How Long Should You Stretch?
The minimum effective dose for flexibility, backed by research, not gym lore.
The problem with stretching advice
Most stretching advice is vague: "hold for a bit," "stretch until you feel it," "do it regularly." None of this tells you how long is actually enough, or when you're wasting your time.
The research is actually pretty clear on this. Bandy & Irion (1994) found that 30 seconds of static stretching produced the same flexibility gains as 60 seconds, and both were significantly better than 15 seconds — which was no better than not stretching at all.
That's the idea behind the minimum effective dose — the shortest hold that still produces a real change in flexibility. Hit it consistently and you get the result; anything beyond it is diminishing returns.
What Baseline recommends
If you only have a few minutes, these three exercises cover the areas where most people are tightest — hips, lower body, and upper body — and each one is timed to its minimum effective dose.
- Hip flexors: 55 seconds. The Couch Stretch targets the hip flexors that shorten from sitting all day, covering both sides in under a minute.
- Hips, ankles, and spine: 55 seconds. The Deep Squat Hold opens up the hips, ankles, and lower back simultaneously — one position, three areas.
- Shoulders and spine: 70 seconds. A Passive Hang decompresses the spine and opens the shoulder capsule, and it doubles as grip work.
Why more isn't better
When you hold a stretch, your nervous system initially resists the new range — it's a protective reflex. After about 20–30 seconds the Golgi tendon organs override that resistance and the muscle starts to actually lengthen, which is why anything under 15 seconds barely registers.
After 60 seconds, the tissue has adapted about as much as it will in a single session. Holding for 2–3 minutes (as some yoga traditions suggest) builds tolerance, but doesn't add significantly more range than a solid 60-second hold.
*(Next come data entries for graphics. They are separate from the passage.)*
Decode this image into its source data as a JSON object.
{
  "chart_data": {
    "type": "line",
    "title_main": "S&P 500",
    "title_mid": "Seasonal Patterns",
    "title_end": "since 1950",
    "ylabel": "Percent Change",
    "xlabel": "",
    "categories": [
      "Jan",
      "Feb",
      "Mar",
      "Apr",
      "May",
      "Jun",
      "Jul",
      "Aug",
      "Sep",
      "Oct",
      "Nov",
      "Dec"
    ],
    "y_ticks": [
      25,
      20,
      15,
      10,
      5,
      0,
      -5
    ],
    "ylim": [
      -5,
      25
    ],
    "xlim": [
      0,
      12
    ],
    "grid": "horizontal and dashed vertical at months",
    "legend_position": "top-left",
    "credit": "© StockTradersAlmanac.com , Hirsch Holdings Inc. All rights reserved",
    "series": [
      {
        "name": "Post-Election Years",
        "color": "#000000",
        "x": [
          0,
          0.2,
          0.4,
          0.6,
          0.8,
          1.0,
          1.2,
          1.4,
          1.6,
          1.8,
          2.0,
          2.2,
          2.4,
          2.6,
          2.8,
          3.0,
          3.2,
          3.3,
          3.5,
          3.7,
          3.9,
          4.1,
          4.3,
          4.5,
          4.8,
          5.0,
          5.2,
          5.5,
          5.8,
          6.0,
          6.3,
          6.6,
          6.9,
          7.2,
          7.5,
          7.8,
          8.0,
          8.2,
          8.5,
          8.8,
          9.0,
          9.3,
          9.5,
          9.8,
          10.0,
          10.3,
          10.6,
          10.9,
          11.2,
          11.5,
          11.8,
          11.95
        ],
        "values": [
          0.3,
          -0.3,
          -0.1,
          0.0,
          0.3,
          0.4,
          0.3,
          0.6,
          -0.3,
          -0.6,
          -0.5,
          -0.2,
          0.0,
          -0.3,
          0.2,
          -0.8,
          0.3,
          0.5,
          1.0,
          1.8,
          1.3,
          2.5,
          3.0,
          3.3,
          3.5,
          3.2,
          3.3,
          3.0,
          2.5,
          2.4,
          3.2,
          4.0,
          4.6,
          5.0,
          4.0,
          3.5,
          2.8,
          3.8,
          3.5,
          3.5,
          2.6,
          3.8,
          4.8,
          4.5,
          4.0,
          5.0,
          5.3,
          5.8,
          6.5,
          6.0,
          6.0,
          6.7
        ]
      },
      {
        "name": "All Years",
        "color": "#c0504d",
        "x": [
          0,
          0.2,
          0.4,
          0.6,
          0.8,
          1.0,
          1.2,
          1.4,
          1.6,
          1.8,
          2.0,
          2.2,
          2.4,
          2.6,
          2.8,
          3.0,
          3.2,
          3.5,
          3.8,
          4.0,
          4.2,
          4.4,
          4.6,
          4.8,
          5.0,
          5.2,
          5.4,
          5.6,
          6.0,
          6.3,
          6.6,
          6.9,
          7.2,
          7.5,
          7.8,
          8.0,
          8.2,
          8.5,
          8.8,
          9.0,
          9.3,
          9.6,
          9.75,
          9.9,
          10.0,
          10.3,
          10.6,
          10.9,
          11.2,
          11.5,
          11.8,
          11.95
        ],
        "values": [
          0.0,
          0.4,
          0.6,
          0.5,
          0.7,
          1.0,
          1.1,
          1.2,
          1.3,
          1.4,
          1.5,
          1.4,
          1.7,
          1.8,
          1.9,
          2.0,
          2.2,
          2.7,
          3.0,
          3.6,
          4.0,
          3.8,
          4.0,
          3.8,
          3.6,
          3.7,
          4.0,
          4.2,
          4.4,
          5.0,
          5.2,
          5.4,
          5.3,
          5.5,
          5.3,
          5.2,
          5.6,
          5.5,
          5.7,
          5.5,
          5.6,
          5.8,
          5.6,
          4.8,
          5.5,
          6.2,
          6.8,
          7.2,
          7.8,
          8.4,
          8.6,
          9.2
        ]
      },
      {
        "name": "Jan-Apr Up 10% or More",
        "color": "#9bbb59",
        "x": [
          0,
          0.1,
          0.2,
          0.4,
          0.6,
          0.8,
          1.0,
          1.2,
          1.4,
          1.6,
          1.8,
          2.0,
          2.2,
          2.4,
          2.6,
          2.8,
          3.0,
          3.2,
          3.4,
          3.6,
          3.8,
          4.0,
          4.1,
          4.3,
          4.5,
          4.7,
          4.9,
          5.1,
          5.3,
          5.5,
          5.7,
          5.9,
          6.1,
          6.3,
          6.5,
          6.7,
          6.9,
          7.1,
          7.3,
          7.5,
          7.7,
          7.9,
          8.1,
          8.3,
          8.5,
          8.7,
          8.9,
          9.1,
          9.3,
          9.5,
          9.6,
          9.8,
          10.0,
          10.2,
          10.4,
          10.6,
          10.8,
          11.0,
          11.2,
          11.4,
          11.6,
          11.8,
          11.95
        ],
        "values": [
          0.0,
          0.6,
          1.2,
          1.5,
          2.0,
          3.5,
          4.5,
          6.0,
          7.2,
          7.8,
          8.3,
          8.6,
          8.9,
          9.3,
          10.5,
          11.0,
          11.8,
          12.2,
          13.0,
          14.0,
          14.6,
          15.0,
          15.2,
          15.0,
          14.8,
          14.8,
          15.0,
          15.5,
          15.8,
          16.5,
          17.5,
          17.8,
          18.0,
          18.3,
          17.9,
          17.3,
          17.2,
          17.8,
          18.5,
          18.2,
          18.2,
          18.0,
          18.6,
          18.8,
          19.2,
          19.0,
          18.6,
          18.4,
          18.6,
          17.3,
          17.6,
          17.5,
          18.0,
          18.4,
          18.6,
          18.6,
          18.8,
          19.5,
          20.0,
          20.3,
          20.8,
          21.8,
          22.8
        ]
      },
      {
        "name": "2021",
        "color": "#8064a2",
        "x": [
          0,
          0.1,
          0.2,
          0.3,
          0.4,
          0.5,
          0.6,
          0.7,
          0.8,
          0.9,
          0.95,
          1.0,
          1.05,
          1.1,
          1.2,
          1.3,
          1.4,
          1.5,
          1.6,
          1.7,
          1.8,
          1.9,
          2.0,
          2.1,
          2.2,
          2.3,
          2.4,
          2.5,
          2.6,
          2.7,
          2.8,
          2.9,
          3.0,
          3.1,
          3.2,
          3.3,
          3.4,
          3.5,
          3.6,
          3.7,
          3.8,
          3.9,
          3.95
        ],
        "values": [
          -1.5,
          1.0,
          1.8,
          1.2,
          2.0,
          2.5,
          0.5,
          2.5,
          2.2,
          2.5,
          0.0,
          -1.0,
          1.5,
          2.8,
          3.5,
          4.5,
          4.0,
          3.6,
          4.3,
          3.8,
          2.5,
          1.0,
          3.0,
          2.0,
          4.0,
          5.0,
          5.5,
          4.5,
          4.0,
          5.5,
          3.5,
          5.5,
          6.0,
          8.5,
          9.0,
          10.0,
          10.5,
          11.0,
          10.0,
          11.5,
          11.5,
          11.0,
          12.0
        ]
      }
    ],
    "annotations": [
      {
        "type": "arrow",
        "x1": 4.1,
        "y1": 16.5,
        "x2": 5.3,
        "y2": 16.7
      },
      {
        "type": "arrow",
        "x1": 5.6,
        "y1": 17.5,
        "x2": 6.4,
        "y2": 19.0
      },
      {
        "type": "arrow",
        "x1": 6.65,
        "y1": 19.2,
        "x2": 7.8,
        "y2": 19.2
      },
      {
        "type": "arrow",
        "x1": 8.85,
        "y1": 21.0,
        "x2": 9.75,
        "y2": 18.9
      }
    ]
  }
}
The bigger lever is frequency. Stretching for 40 seconds every day produces better long-term results than a single 5-minute session once a week, which is why Baseline prioritises short daily doses over occasional deep stretches.
A complete stretching routine in under 10 minutes
Here's a full-body stretching routine using minimum effective doses. Total time: 8 minutes.
- Passive Hang, 70 seconds (spinal decompression + shoulders)
- Deep Squat Hold, 55 seconds (ankles, hips, spine)
- Couch Stretch, 55 seconds (hip flexors)
- Thoracic Rotations, 40 seconds (upper back)
- World's Greatest Stretch, 45 seconds (everything)
- Cat-Cow, 40 seconds (spinal segmentation)
That comes to 305 seconds, or just over 5 minutes of actual stretching. Add transitions and you're done in 8.
Wind down with breathwork
Stretching works better when your nervous system is calm. Pairing your routine with a Shift: Arrive session (90 seconds of 4:6 breathing) activates the parasympathetic nervous system, allowing your muscles to release more deeply.
If you're stretching before bed, try Shift: Downshift, where the 1:2 exhale ratio progressively lowers your heart rate for sleep.